Sunday, July 06, 2008

Listmania

So yes, we are back. I fully intended to post at least something while we were in Italy or, at the very least, right when I got back, but we didn't really have much in the way of internet access in Italy and since we returned I've still been mentally on vacation. Which, apparently, doesn't include communication with the outside world. Who knew?

So, instead of doing a day-by-day rundown of the trip (I only enjoy torturing my five readers so much), I've decided to do one of the few things I do best: make lists. Very low-level Bloom's taxonomy lists, enhanced with my awesome (by which I mean not awesome at all) photography skills. All the pictures are also posted here.

The Good - Where We Stayed

  • The agriturismo ("family-run farm house that triples as a vineyard and a quasi-bed and breakfast") where we stayed. The only people there were N, A and I, a couple from Missouri, and another three people from Virginia Beach, all of whom were interesting and nice and fun and wonderful. I don't know if it was pity or genuine liking or a combination of both, but they didn't shun us, even when N and A slipped into their homosexual incest joke repertoire. In fact, they showered us with gifts, including delicious salads, appetizers, and bottles of lemoncello. Two dogs and two cats also lived at the farm, which added like 10 billion awesomeness points by default. Plus, it had a bidet.


  • The quasi-tour company through which N's mom very kindly booked the vacation.

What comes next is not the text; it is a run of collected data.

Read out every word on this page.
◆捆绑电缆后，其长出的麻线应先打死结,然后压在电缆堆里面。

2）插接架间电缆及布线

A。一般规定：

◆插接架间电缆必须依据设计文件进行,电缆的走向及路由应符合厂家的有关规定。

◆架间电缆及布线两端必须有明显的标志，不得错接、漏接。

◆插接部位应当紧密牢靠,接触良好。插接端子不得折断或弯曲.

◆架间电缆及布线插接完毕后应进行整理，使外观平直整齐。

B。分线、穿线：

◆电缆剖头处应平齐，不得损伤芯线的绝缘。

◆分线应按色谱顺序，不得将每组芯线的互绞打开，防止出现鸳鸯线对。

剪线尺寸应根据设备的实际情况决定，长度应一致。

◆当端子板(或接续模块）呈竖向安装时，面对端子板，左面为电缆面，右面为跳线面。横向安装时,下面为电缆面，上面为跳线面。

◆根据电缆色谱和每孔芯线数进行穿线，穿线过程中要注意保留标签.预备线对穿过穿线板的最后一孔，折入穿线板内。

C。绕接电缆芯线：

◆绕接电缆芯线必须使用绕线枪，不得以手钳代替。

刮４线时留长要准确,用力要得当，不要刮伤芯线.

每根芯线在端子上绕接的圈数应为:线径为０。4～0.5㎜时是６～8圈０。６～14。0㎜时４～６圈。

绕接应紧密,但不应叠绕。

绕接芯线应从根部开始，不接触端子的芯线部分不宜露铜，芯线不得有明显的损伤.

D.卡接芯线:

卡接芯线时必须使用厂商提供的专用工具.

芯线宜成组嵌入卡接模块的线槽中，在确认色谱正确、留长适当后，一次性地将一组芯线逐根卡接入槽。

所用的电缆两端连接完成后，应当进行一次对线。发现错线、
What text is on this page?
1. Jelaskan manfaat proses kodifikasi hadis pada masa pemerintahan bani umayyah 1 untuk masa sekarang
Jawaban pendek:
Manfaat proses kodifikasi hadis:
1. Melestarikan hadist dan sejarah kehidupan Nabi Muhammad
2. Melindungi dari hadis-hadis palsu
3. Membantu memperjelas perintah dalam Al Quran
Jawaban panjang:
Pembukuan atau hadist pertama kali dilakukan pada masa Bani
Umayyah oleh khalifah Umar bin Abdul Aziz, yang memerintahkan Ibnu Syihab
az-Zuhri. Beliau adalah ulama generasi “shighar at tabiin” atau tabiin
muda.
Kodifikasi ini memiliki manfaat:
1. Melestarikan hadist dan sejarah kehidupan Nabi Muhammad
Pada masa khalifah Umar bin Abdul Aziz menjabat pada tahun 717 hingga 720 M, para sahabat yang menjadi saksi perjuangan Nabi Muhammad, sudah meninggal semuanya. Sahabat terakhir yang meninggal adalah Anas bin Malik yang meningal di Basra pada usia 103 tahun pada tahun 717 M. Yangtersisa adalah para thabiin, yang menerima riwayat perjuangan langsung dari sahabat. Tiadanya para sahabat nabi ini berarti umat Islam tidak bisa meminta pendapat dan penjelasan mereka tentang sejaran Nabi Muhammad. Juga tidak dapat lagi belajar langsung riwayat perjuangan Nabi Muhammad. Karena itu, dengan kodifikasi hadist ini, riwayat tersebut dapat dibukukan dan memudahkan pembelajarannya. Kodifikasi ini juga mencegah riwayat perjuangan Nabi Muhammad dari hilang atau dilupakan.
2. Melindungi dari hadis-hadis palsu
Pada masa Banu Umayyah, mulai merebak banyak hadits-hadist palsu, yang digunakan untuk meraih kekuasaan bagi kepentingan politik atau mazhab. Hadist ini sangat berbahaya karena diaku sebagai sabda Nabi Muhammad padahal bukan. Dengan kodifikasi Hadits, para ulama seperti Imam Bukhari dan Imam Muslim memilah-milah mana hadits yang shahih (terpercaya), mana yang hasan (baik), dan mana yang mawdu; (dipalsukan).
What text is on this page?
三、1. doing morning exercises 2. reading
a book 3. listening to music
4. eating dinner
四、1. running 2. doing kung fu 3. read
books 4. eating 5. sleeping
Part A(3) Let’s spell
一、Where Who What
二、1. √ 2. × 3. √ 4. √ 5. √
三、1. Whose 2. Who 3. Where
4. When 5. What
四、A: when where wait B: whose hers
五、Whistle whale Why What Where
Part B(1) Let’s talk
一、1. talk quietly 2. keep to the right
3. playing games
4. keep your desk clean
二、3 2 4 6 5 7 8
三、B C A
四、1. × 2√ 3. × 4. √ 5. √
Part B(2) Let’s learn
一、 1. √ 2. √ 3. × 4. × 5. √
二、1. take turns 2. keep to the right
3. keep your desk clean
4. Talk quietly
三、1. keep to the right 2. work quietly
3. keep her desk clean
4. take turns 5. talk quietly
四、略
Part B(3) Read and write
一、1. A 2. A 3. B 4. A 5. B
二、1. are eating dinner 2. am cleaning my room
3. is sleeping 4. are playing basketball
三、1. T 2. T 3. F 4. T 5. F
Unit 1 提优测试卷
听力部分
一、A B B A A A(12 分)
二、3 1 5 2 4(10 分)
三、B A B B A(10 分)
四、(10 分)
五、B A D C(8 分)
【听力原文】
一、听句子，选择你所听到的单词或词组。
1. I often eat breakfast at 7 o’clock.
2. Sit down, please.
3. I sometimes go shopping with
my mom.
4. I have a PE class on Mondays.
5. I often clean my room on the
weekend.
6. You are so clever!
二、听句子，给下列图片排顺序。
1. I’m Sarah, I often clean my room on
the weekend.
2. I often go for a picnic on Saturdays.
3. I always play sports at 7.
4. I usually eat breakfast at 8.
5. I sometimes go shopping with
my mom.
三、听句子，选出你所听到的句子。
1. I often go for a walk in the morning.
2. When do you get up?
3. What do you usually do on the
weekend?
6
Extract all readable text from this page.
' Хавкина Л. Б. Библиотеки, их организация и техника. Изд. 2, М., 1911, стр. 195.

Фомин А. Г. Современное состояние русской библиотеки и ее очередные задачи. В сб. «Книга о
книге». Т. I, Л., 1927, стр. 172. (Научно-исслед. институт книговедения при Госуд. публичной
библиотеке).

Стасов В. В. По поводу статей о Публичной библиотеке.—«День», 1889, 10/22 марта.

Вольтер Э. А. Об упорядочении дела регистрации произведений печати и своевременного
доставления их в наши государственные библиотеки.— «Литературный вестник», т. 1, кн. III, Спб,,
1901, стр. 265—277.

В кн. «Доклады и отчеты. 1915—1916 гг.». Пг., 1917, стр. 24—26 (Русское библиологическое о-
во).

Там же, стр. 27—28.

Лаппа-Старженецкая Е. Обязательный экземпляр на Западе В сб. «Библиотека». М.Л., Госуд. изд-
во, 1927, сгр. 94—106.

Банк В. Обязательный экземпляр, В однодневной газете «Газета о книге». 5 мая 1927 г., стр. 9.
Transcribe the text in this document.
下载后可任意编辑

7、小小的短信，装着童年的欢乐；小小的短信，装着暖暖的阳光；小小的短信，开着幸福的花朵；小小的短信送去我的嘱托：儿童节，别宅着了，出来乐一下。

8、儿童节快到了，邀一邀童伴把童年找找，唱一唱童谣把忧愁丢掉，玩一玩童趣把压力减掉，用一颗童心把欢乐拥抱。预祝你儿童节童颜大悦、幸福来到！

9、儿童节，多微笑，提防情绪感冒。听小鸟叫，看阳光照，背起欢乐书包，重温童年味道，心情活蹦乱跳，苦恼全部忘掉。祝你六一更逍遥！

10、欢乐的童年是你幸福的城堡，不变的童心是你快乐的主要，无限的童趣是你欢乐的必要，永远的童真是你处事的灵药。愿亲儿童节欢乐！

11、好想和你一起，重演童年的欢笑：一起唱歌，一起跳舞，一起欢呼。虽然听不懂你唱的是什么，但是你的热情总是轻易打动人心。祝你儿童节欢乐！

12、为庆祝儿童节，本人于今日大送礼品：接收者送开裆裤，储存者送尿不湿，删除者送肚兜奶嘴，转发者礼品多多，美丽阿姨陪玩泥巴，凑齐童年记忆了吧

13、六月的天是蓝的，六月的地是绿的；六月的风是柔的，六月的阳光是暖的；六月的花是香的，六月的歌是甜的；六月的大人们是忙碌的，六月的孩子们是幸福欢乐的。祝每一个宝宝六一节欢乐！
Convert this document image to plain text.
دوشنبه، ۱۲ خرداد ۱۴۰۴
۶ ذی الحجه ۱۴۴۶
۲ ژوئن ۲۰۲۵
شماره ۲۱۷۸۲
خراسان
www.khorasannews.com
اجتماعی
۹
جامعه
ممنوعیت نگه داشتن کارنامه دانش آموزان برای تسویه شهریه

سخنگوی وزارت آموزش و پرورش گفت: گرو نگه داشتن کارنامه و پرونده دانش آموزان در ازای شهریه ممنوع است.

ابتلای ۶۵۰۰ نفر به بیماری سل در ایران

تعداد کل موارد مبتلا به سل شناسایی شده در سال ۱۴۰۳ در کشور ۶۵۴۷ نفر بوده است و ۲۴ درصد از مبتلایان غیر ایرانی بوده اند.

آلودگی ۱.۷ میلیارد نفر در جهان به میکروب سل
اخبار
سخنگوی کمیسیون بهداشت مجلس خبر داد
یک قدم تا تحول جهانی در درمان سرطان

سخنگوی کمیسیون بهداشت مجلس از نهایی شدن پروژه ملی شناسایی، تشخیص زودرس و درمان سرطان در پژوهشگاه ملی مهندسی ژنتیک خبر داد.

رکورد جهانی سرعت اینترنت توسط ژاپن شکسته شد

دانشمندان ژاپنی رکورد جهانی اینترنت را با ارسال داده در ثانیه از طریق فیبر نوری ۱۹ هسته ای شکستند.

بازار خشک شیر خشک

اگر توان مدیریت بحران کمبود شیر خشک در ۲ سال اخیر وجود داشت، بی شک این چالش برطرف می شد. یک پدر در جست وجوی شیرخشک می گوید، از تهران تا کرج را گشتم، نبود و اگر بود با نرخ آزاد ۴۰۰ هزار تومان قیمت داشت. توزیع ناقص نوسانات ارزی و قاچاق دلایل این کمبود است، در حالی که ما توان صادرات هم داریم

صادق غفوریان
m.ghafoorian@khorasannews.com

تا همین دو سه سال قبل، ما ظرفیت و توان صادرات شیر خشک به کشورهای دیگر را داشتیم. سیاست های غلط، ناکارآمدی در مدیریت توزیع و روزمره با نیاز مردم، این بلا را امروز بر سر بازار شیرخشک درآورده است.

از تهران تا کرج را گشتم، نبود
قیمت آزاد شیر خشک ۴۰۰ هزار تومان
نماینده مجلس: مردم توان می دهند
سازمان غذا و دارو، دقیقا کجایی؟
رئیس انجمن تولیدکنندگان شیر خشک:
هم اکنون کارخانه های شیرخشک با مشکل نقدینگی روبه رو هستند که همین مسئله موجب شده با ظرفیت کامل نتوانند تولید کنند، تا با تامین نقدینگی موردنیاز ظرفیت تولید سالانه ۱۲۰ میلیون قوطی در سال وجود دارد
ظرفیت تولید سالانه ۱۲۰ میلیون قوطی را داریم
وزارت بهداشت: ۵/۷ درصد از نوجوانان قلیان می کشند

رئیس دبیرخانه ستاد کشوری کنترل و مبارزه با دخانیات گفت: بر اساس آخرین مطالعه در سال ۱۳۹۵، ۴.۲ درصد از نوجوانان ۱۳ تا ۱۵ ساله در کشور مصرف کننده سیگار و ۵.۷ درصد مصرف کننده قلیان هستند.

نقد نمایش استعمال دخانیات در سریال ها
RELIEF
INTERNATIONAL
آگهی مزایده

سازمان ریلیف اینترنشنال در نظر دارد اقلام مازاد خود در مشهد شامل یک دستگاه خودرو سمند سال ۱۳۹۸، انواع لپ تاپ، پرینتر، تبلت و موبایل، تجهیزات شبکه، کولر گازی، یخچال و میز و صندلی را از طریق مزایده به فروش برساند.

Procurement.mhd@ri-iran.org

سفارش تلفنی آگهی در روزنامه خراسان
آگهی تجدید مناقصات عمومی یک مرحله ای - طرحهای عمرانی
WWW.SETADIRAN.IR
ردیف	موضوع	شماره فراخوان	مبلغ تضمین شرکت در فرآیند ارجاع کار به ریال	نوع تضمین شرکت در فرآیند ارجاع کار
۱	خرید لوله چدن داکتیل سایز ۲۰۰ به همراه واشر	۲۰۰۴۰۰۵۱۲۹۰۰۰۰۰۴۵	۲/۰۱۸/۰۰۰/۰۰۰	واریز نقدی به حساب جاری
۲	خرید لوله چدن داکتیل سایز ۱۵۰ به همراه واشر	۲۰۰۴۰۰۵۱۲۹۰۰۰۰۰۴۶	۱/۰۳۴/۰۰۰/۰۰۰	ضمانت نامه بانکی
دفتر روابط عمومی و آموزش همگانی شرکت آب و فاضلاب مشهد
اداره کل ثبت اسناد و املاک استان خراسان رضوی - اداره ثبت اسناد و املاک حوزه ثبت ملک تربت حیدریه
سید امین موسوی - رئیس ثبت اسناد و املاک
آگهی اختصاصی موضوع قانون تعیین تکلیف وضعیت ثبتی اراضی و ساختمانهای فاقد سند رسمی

They arranged the flights, accommodations, rental car and an orientation, and then offered several optional tour-y things (lunches, walks, etc.) that you could either do or not do. Very low key and I can't imagine visiting Italy for the first time without them.
  • Not having constant, reliable, and/or speedy internet access. I finished two books, several magazines, stared vacantly out the window and played Mad Libs. I haven't been that mentally productive since my family got AOL.
  • The place was amazing. Surrounded by vineyards and meadows and horses and rolling hills and unpaved roads and other natural pleasantries. The nearest towns (Montalcino and Buonconvento) were only accessible through a half-hour grueling up-hill walk or a ten-minute drive. The walk was beautiful but entailed fighting with the region's bugs which, unfettered by pesticides and other such chemicals, manage to grow to at least three times their democracy-loving American comrades. The drive was quick and terrifying. Italian drivers take tail-gating and passing to new levels.